Public health initiatives intending to ameliorate disease risk must rely on a comprehensive, empirically based understanding of local disease ecology and epidemiology. Our analyses suggest that the links between biodiversity and disease prevalence are variable and dependent on the disease system, local ecology and probably human social context. Broadly advocating for the preservation of biodiversity and natural ecosystems to reduce disease risk is an oversimplification of disease ecology and epidemiology. If the disease dynamics are not well understood, conservation of endemic biodiversity could, in fact, increase human disease risk (e.g. if density of reservoirs or vectors increases), and may simultaneously remove economic and logistical resources from more effective control measures (Randolph & Dobson 2012). Certainly, the links between measures of disease risk (e.g. infection rates in reservoir hosts or vectors) and actual human incidence (rates of infection in the local human populations) need to be better established. Furthermore, how and where humans are exposed has important consequences for the biodiversity‐disease buffer hypothesis, that is are the scales at which biodiversity and disease risk are investigated actually relevant to human exposure to disease?

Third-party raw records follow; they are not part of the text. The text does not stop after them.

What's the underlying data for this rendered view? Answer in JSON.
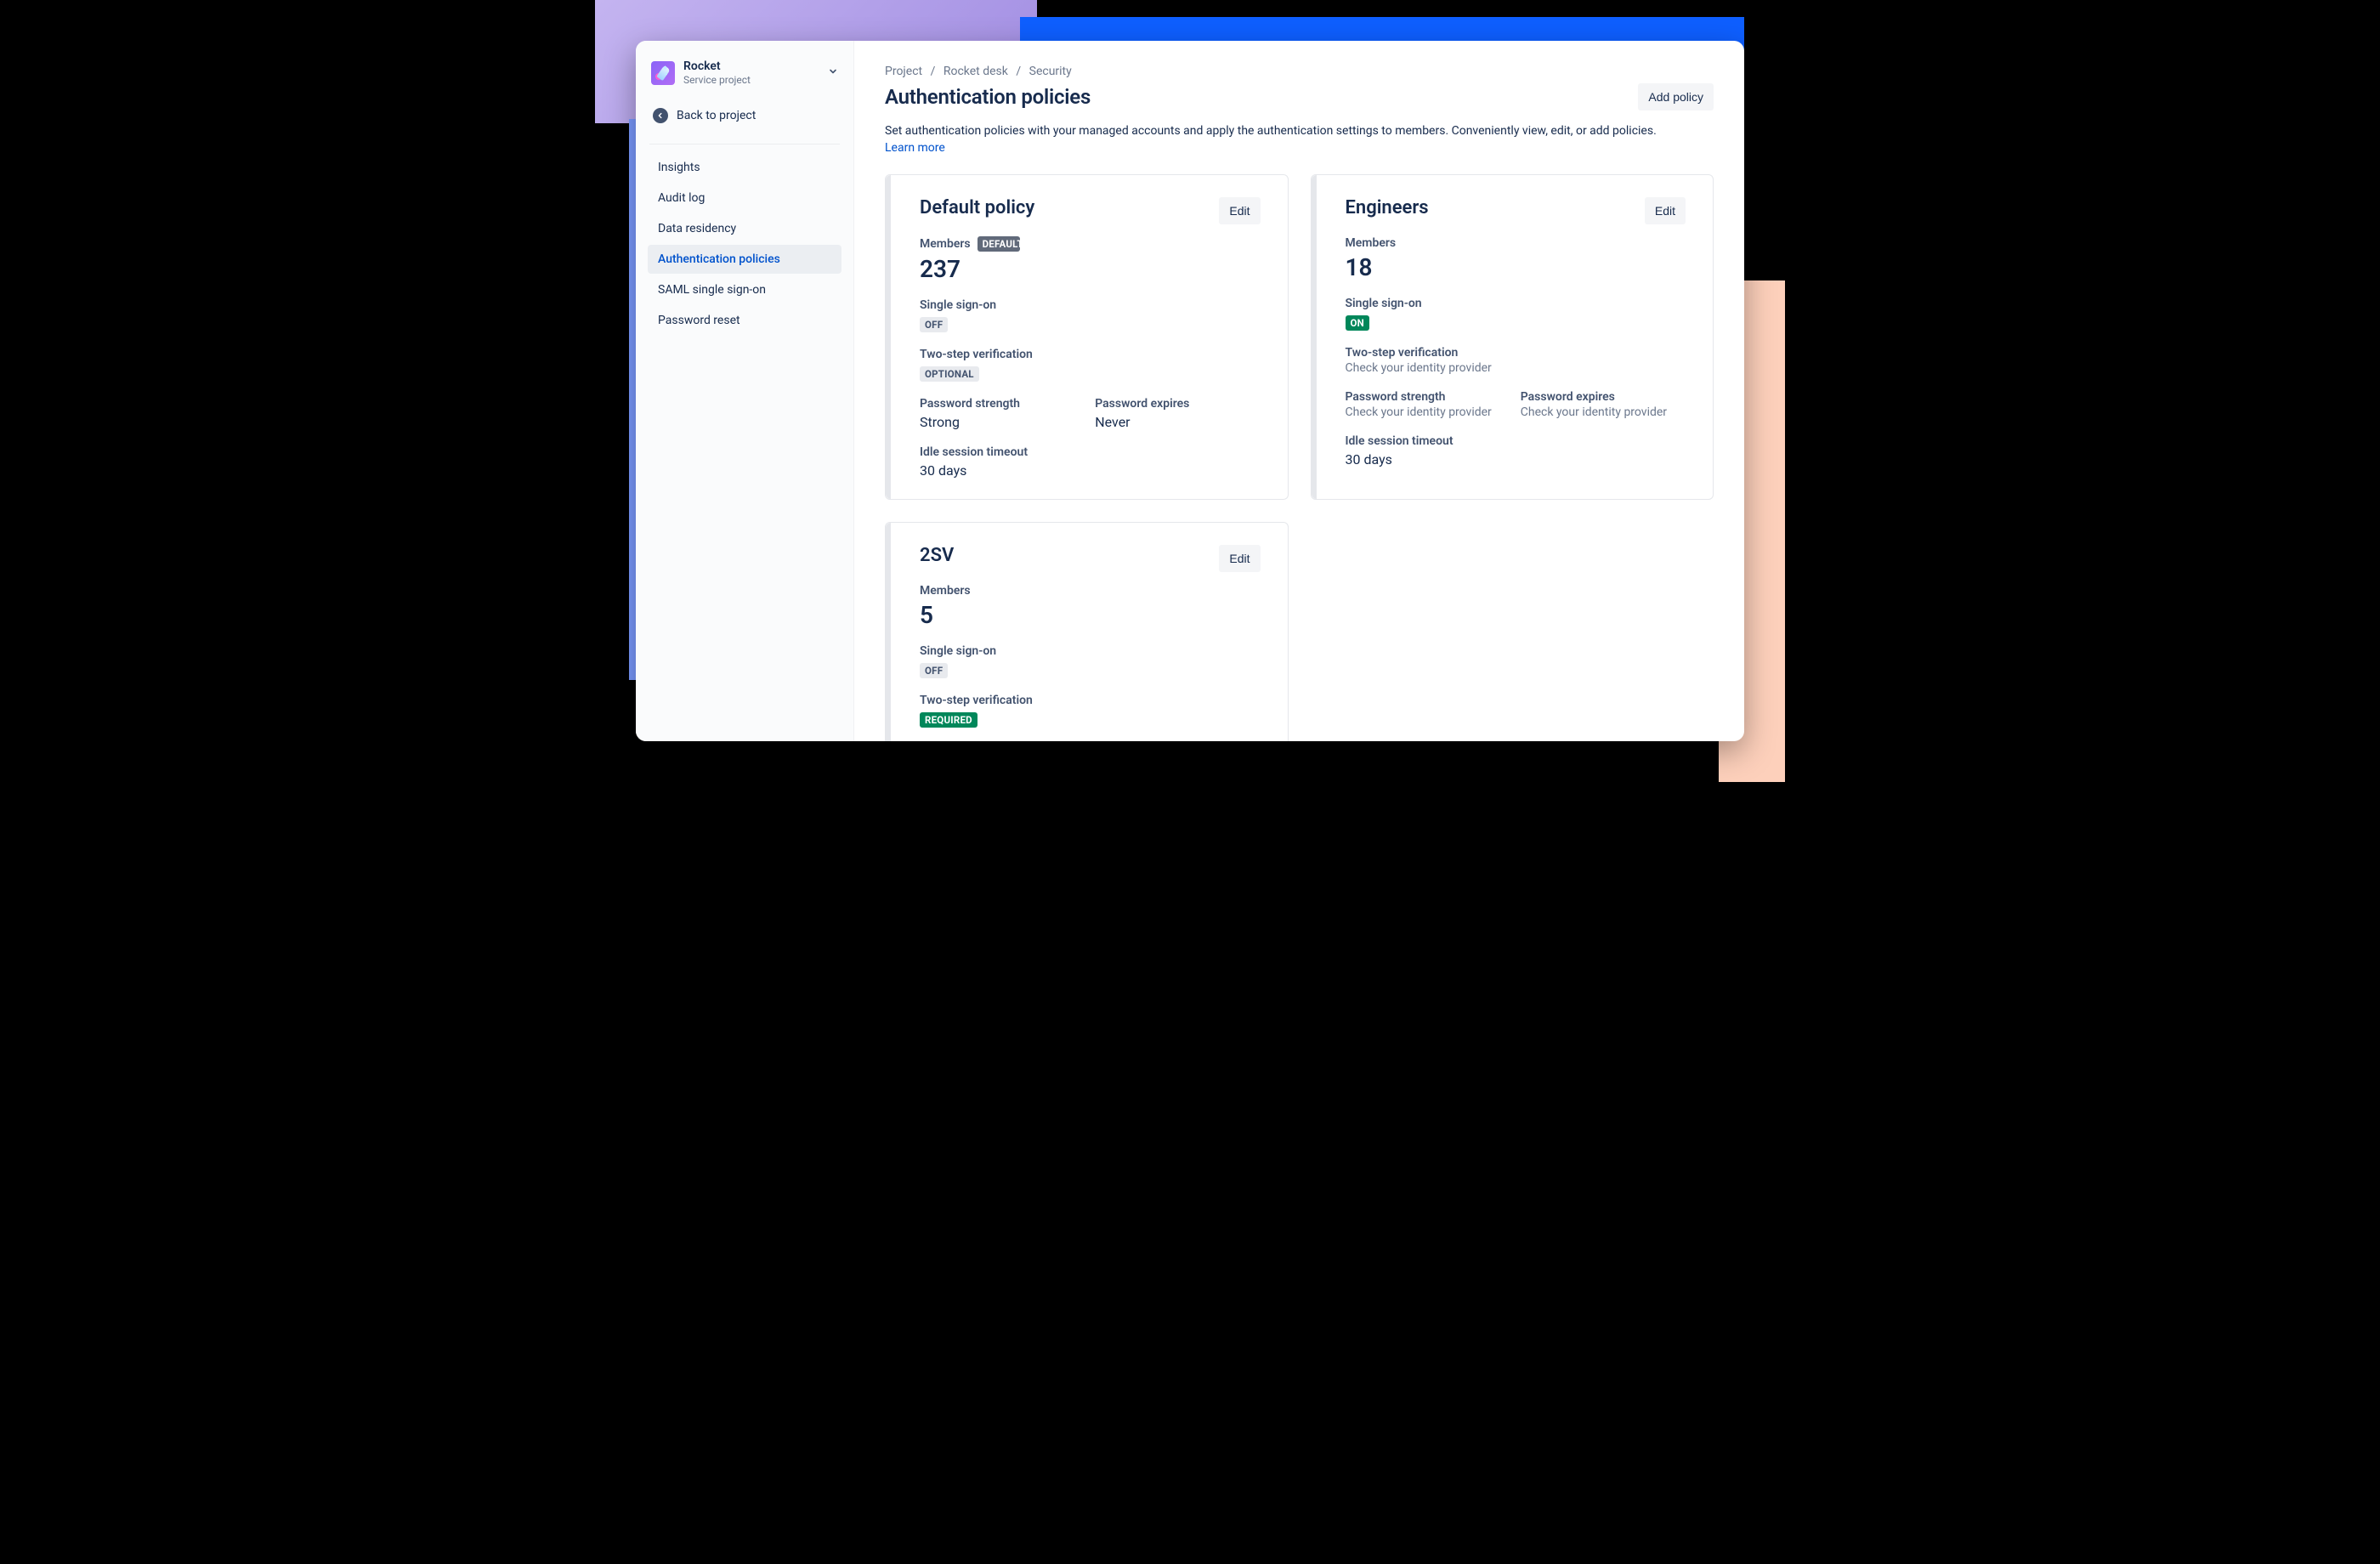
{
  "project": {
    "name": "Rocket",
    "subtitle": "Service project"
  },
  "sidebar": {
    "back_label": "Back to project",
    "items": [
      {
        "label": "Insights"
      },
      {
        "label": "Audit log"
      },
      {
        "label": "Data residency"
      },
      {
        "label": "Authentication policies"
      },
      {
        "label": "SAML single sign-on"
      },
      {
        "label": "Password reset"
      }
    ],
    "active_index": 3
  },
  "breadcrumbs": [
    "Project",
    "Rocket desk",
    "Security"
  ],
  "header": {
    "title": "Authentication policies",
    "add_policy": "Add policy",
    "description": "Set authentication policies with your managed accounts and apply the authentication settings to members. Conveniently view, edit, or add policies. ",
    "learn_more": "Learn more"
  },
  "edit_label": "Edit",
  "labels": {
    "members": "Members",
    "sso": "Single sign-on",
    "tsv": "Two-step verification",
    "pw_strength": "Password strength",
    "pw_expires": "Password expires",
    "idle": "Idle session timeout",
    "check_idp": "Check your identity provider",
    "default_badge": "DEFAULT"
  },
  "policies": [
    {
      "name": "Default policy",
      "is_default": true,
      "members": 237,
      "sso_badge": {
        "text": "OFF",
        "style": "gray"
      },
      "tsv_badge": {
        "text": "OPTIONAL",
        "style": "gray"
      },
      "pw_strength": "Strong",
      "pw_expires": "Never",
      "idle": "30 days"
    },
    {
      "name": "Engineers",
      "is_default": false,
      "members": 18,
      "sso_badge": {
        "text": "ON",
        "style": "green"
      },
      "tsv_note": true,
      "pw_note": true,
      "idle": "30 days"
    },
    {
      "name": "2SV",
      "is_default": false,
      "members": 5,
      "sso_badge": {
        "text": "OFF",
        "style": "gray"
      },
      "tsv_badge": {
        "text": "REQUIRED",
        "style": "green"
      }
    }
  ]
}
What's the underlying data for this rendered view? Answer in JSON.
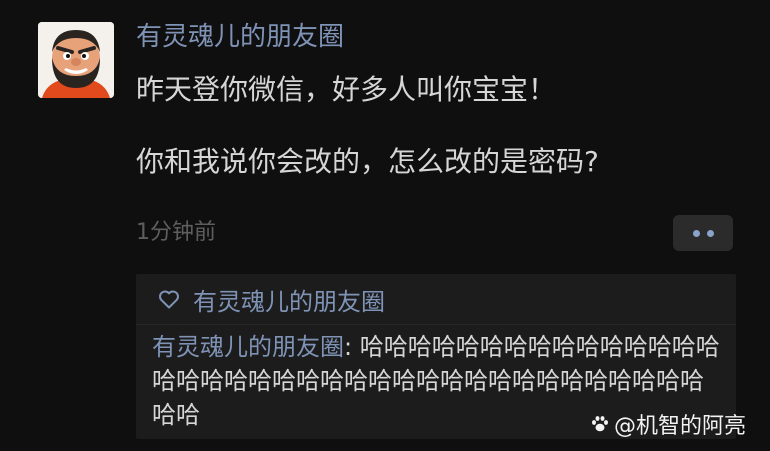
{
  "post": {
    "username": "有灵魂儿的朋友圈",
    "content_line1": "昨天登你微信，好多人叫你宝宝！",
    "content_line2": "你和我说你会改的，怎么改的是密码?",
    "timestamp": "1分钟前"
  },
  "interactions": {
    "likes": [
      "有灵魂儿的朋友圈"
    ],
    "comments": [
      {
        "author": "有灵魂儿的朋友圈",
        "separator": ": ",
        "text": "哈哈哈哈哈哈哈哈哈哈哈哈哈哈哈哈哈哈哈哈哈哈哈哈哈哈哈哈哈哈哈哈哈哈哈哈哈哈哈哈"
      }
    ]
  },
  "watermark": {
    "text": "@机智的阿亮"
  },
  "colors": {
    "background": "#0f0f0f",
    "name_link": "#7f93b6",
    "body_text": "#d6d6d6",
    "muted_text": "#5e5e5e",
    "panel_bg": "#1c1c1c"
  },
  "icons": {
    "avatar": "cartoon-bearded-man-avatar",
    "more": "more-dots-icon",
    "like": "heart-outline-icon",
    "watermark": "paw-icon"
  }
}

It is possible that the hope for a win‐win outcome – simultaneous protection of biodiversity and human health – has led to premature acceptance that the dilution effect is a general ecosystem service associated with biodiversity (Randolph & Dobson 2012). However, our meta‐analysis suggests that the dilution effect is neither general nor strong. The ecology of infectious disease is often too complicated to expect that there will be simple relationships between disease risk and biodiversity. A focus on the local ecology and interactions of important hosts and vectors is more likely to reveal insights into how to reduce disease risk and humans.

Authorship

DJS, JHJ & KAP designed the study, DJS & KAP collected and contributed data, DJS & JHJ analysed the data, and all authors wrote the manuscript.